1996-1998 : Chef de la rubrique économique du Journal de Genève et Gazette de Lausanne.

2000-2007 : Chef de la rubrique économique de La Liberté.

2003 : Il crée le site radeaudelameduse.ch devenu infomeduse.ch.

2005-2019 : Siège au Comité central d’impressum et en sera président dès 2015.

Dès 2009 : Rédacteur en chef pour la partie francophone d’EDITO+KLARTEXT.

Roger de Diesbach est aussi en boîtes

L’ancien rédacteur en chef de La Liberté Roger de Diesbach, également fondateur du BRRI (Bureau de reportage et de recherche d’informations), a laissé 222 cartons aux Archives du canton de Fribourg. « Une aubaine pour les historiens », écrivait Jean Steinauer – lui-même journaliste et écrivain – dans Le Temps en mars 2015. « Par-ci, par-là,on trouvera  sans doute, une lettre ou une note de travail qui apportera quelque précision de détail sur un épisode reconnu déjà comme objet d’histoire – ventes d’armes et autres transactions … », écrivait Jean Steinauer.

A l’occasion de la remise du fonds, La Liberté titrait « Le legs d’un géant du journalisme » et soulignait cinq ans de travail avaient été nécessaires pour inventorier ce trésor.

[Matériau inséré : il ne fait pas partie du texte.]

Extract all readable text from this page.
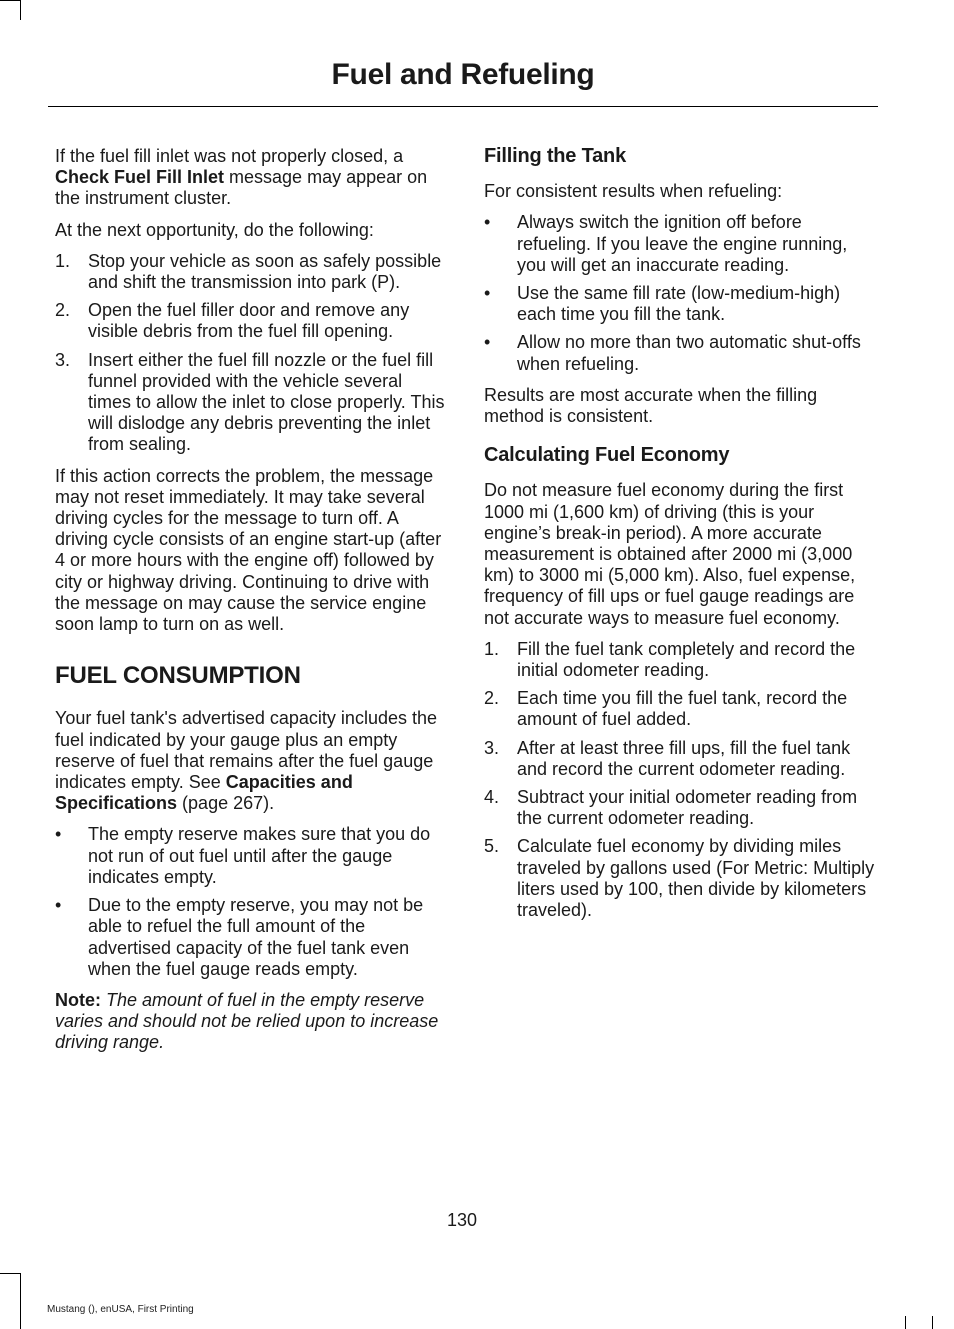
Fuel and Refueling

If the fuel fill inlet was not properly closed, a Check Fuel Fill Inlet message may appear on the instrument cluster.

At the next opportunity, do the following:

1. Stop your vehicle as soon as safely possible and shift the transmission into park (P).
2. Open the fuel filler door and remove any visible debris from the fuel fill opening.
3. Insert either the fuel fill nozzle or the fuel fill funnel provided with the vehicle several times to allow the inlet to close properly. This will dislodge any debris preventing the inlet from sealing.

If this action corrects the problem, the message may not reset immediately. It may take several driving cycles for the message to turn off. A driving cycle consists of an engine start-up (after 4 or more hours with the engine off) followed by city or highway driving. Continuing to drive with the message on may cause the service engine soon lamp to turn on as well.

FUEL CONSUMPTION

Your fuel tank's advertised capacity includes the fuel indicated by your gauge plus an empty reserve of fuel that remains after the fuel gauge indicates empty. See Capacities and Specifications (page 267).

• The empty reserve makes sure that you do not run of out fuel until after the gauge indicates empty.
• Due to the empty reserve, you may not be able to refuel the full amount of the advertised capacity of the fuel tank even when the fuel gauge reads empty.

Note: The amount of fuel in the empty reserve varies and should not be relied upon to increase driving range.

Filling the Tank

For consistent results when refueling:

• Always switch the ignition off before refueling. If you leave the engine running, you will get an inaccurate reading.
• Use the same fill rate (low-medium-high) each time you fill the tank.
• Allow no more than two automatic shut-offs when refueling.

Results are most accurate when the filling method is consistent.

Calculating Fuel Economy

Do not measure fuel economy during the first 1000 mi (1,600 km) of driving (this is your engine’s break-in period). A more accurate measurement is obtained after 2000 mi (3,000 km) to 3000 mi (5,000 km). Also, fuel expense, frequency of fill ups or fuel gauge readings are not accurate ways to measure fuel economy.

1. Fill the fuel tank completely and record the initial odometer reading.
2. Each time you fill the fuel tank, record the amount of fuel added.
3. After at least three fill ups, fill the fuel tank and record the current odometer reading.
4. Subtract your initial odometer reading from the current odometer reading.
5. Calculate fuel economy by dividing miles traveled by gallons used (For Metric: Multiply liters used by 100, then divide by kilometers traveled).
130
Mustang (), enUSA, First Printing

Roger de Diesbach, décédé en 2009, pionnier du journalisme d’investigation laisse un répertoire de 488 pages, soit mètres linéaires. Le quotidien dont il était le chef rappelle qu’il était « un homme libre, affranchi des contingences publicitaires, se préoccupant autant de géopolitique internationale que du sort des plus humbles ». Un bel hommage.

Une partie des boîtes d’archive contient 1400 dossiers d’enquête produits par le BRRI, créé en 1986. Ses enquêtes personnelles, sa correspondance profes­sionnelle compte plus de 180 dossiers.

Publié en 2007 aux Editions Slatkine, son ouvrage « Presse futile, presse inutile », un véritable plaidoyer pour le journalisme, reste cruellement d’actualité. « Commerce du diamant, gestion des déchets, achat du F/A-18, génocide au Rwanda, affaire Kopp, exportations d’armes suisses … On y retrouve tous les grands thèmes de prédilection du journaliste », s’enflammait justement Le Temps.

Roger de Diesbach avait travaillé de 1969 à 1976 à l’Agence télégraphique suisse. Il en avait été viré pour avoir publié, contre l’avis de sa hiérarchie, une enquête sur la livraison d’hélicoptères de police de la Suisse au Chili du général Pinochet. Tout un symbole.